Das Geschehen wird dadurch ins Rollen
gebracht, daß plötzlich die Blasen zu platzen anfangen. Unter
anderem wird ein amerikanisches Raumschiff wieder befreit, das die Livermore-Aktivitäten
beobachten sollte, aber seine Ergebnisse nicht mehr melden konnte. Schnell
wird klar, daß in den Blasen die Zeit stehengeblieben war - und niemand
ist erstickt!
Für den Leser kommt das leider nicht
mehr als Überraschung, denn der Verlag schreibt direkt auf das Titelbild:
"Ganze Städte lassen sich durch Dimensionsblasen vor Vernichtung schützen
- doch in ihnen steht die Zeit still!" Den Umstand ignorierend, daß
sich die verblasten Orte keineswegs "schützen" lassen, sondern
daß das Verblasen ein aggressiver Akt war, demonstriert hier der
Umschlaggestalter aus dem Atelier Ingrid Schütz in München nicht
nur absolute Unkenntnis des Buches, sondern auch völlige Unsensibilität
in Sachen Buchgestaltung. Sehr schade.
Der erste Band dreht sich vor allem darum,
wie es den Bastler-Rebellen gelingt, unter Führung eines der ursprünglichen
Wissenschaftler und eines kleinen, aber genialen Jungen, das Friedensamt
zu stürzen. Das scheint kein besonders verwickelter Plot zu sein,
aber V. Vinge schafft es, daraus eine spannende hard SF Handlung zu zaubern,
bei der auch die Charaktere der Helden nicht zu kurz kommen. Der kleine
Junge namens Wili entwickelt sich dabei zur Hauptgestalt. Seine Genialität
ermöglicht ihm u.a. einen intensiven Kontakt mit dem Computernetzwerk,
so daß er für viele Probleme Lösungen finden und auch direkt
beim Gegner eingreifen kann.
Das Buch endet damit, daß einer
der Helden meint, in der Blasen-Theorie würden sich bestimmt noch
mehr Überraschungen verstecken. Genauso ist es auch, denn im nächsten
Band hat die Menschheit die Blasentechnologie konsequent weiterentwickelt.

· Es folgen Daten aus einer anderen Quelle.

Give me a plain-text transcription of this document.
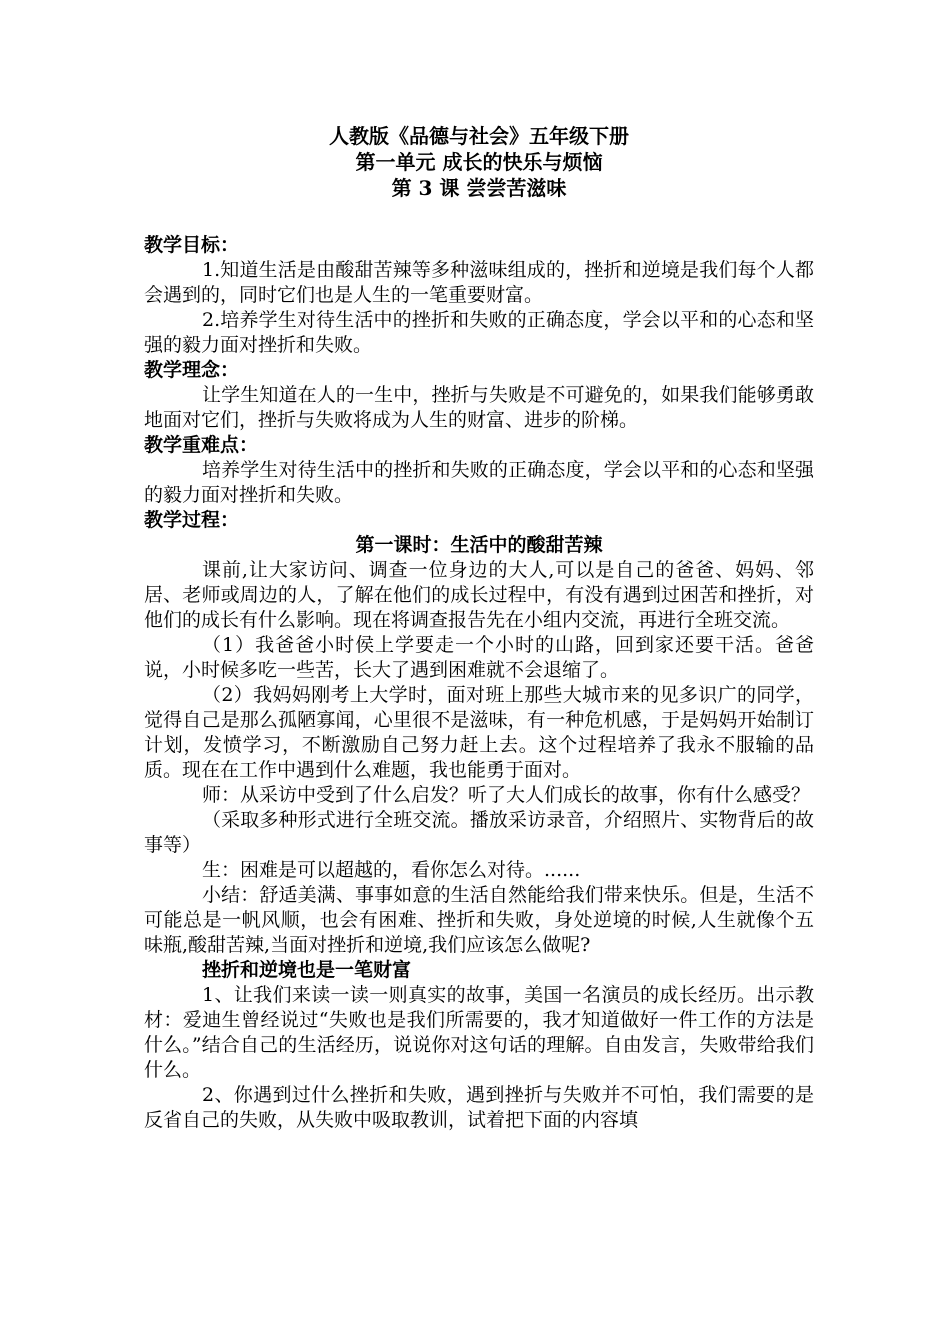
人教版《品德与社会》五年级下册

第一单元 成长的快乐与烦恼

第 3 课 尝尝苦滋味

教学目标：

1.知道生活是由酸甜苦辣等多种滋味组成的，挫折和逆境是我们每个人都会遇到的，同时它们也是人生的一笔重要财富。

2.培养学生对待生活中的挫折和失败的正确态度，学会以平和的心态和坚强的毅力面对挫折和失败。

教学理念：

让学生知道在人的一生中，挫折与失败是不可避免的，如果我们能够勇敢地面对它们，挫折与失败将成为人生的财富、进步的阶梯。

教学重难点：

培养学生对待生活中的挫折和失败的正确态度，学会以平和的心态和坚强的毅力面对挫折和失败。

教学过程：

第一课时：生活中的酸甜苦辣

课前,让大家访问、调查一位身边的大人,可以是自己的爸爸、妈妈、邻居、老师或周边的人，了解在他们的成长过程中，有没有遇到过困苦和挫折，对他们的成长有什么影响。现在将调查报告先在小组内交流，再进行全班交流。

（1）我爸爸小时侯上学要走一个小时的山路，回到家还要干活。爸爸说，小时候多吃一些苦，长大了遇到困难就不会退缩了。

（2）我妈妈刚考上大学时，面对班上那些大城市来的见多识广的同学，觉得自己是那么孤陋寡闻，心里很不是滋味，有一种危机感，于是妈妈开始制订计划，发愤学习，不断激励自己努力赶上去。这个过程培养了我永不服输的品质。现在在工作中遇到什么难题，我也能勇于面对。

师：从采访中受到了什么启发？听了大人们成长的故事，你有什么感受？

（采取多种形式进行全班交流。播放采访录音，介绍照片、实物背后的故事等）

生：困难是可以超越的，看你怎么对待。......

小结：舒适美满、事事如意的生活自然能给我们带来快乐。但是，生活不可能总是一帆风顺，也会有困难、挫折和失败，身处逆境的时候,人生就像个五味瓶,酸甜苦辣,当面对挫折和逆境,我们应该怎么做呢?

挫折和逆境也是一笔财富

1、让我们来读一读一则真实的故事，美国一名演员的成长经历。出示教材：爱迪生曾经说过“失败也是我们所需要的，我才知道做好一件工作的方法是什么。”结合自己的生活经历，说说你对这句话的理解。自由发言，失败带给我们什么。

2、你遇到过什么挫折和失败，遇到挫折与失败并不可怕，我们需要的是反省自己的失败，从失败中吸取教训，试着把下面的内容填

"Gestrandet in der Realzeit" handelt ein paar Jahre später... genauer
gesagt, etwa 50 Millionen Jahre später.
Die Einkapselung in Blasen ist ein übliches
Mittel geworden, um in die Zukunft zu gelangen. Aus den verschiedensten
Gründen springen Leute immer weiter - bis sie eines Tages bemerken,
daß die Erde leer ist.
Während einer rätselhaften Periode,
die man im Nachhinein "Das Große Sterben" nennt - obwohl durchaus
nicht klar ist, ob jemand dabei starb - verschwanden die Menschen von der
Erde, nur die verblasten Zukunftsreisenden blieben zurück.
Millionen Jahre in der Zukunft versuchen
die Übriggebliebenen mit Hilfe der Supertechnologie aus der jeweiligen
Zeit ihrer "Abreise", die Zivilisation wieder neu zu starten. Doch nicht
jeder scheint das für ein gutes Ziel zu halten. Marta Korolew, eine
der beiden Frauen hinter dem Projekt, wird bei einem Zeitsprung "vergessen",
der drei Monate dauern sollte. Er dauert jedoch fast hundert Jahre, so
daß Marta als einziger Mensch auf Erden lebt und schließlich
stirbt.
Die offensichtliche Manipulation schreit
Mord. Und so engagiert die andere Frau einen Polizisten, der unfreiwillig
verblast und von ihnen aufgelesen wurde. Wil Brierson macht sich an die
Lösung und muß erkennen, daß alles ein Komplott ist, um
den Plan der Korolews zu Fall zu bringen.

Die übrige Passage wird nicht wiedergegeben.